Kush can “lead to all kinds of physical and mental issues, and you can die,” says Texas attorney Kenneth Magidson. The raw chemicals used to make the drug are imported from other countries and mixed with plant materials – sometimes using dirty machinery like cement mixers. “These synthetic cannabinoids are nothing more than unregulated chemicals sprayed on plant material. It’s poison,” says DEA special agent Joseph Arabit.
The main reason the DEA is having such a hard time keeping up with the widespread distribution and use of synthetic drugs is that such drugs are typically banned based on the ingredients they contain. Under the current system, manufactures can tweak the recipe to create a legal drug.

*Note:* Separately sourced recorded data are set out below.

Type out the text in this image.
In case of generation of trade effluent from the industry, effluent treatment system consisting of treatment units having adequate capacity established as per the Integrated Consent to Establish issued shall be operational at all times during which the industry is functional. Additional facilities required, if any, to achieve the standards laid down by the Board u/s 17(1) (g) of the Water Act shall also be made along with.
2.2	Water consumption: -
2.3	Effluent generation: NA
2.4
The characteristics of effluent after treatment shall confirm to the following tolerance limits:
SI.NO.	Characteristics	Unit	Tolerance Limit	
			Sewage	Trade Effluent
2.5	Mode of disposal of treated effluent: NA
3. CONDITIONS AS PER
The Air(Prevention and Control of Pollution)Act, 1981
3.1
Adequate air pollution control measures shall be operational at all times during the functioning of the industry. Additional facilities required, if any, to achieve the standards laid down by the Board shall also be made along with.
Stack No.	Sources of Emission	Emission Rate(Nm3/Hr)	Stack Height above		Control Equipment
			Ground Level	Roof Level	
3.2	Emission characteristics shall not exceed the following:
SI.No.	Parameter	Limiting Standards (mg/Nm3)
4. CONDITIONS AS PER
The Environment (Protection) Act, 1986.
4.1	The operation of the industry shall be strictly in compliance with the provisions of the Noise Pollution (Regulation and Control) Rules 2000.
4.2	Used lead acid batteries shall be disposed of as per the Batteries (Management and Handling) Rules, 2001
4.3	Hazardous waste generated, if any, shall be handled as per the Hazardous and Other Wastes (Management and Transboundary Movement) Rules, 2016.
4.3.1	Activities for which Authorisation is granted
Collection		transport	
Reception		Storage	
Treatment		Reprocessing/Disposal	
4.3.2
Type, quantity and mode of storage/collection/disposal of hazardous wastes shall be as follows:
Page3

This year, the District of Columbia and Florida enacted laws that change the way synthetic drugs are classified. Rather than focus on the chemical makeup, these new laws schedule drugs based on the reaction they cause – meaning that any drug trying to “mimic” an illegal substance will automatically be considered illegal.
“It bans substances before they appear or before we even know about them,” says Florida epidemiologist James Hall. “It breaks this vicious cycle of a new drug appearing, finally getting it scheduled or banned and then another one rushing in to take its place.”
Florida is currently struggling to ban “flakka,” a dangerous cocaine imitator that has already caused more than 60 deaths in the Sunshine State.
Editor’s note: Was watching C-Span on this issue, a researcher expressed his fear that new laws against these synthetics might limit the hypothetical uses of these drugs. I wanted to pound him.
Let’s take a look at this for a minute. This researcher does research that enables these dangerous drugs to be produced and THEN HE PUBLISHES IT! And suddenly tens of thousands of kids are being damaged by addictive substances that no one has ever seen before. Doesn’t the Hippocratic Oath say something about “first do no harm”?
The harm this asshole and his profession have caused by irresponsible handling of research is unfathonable. And what does he hope to discover? Some extra pain relievers?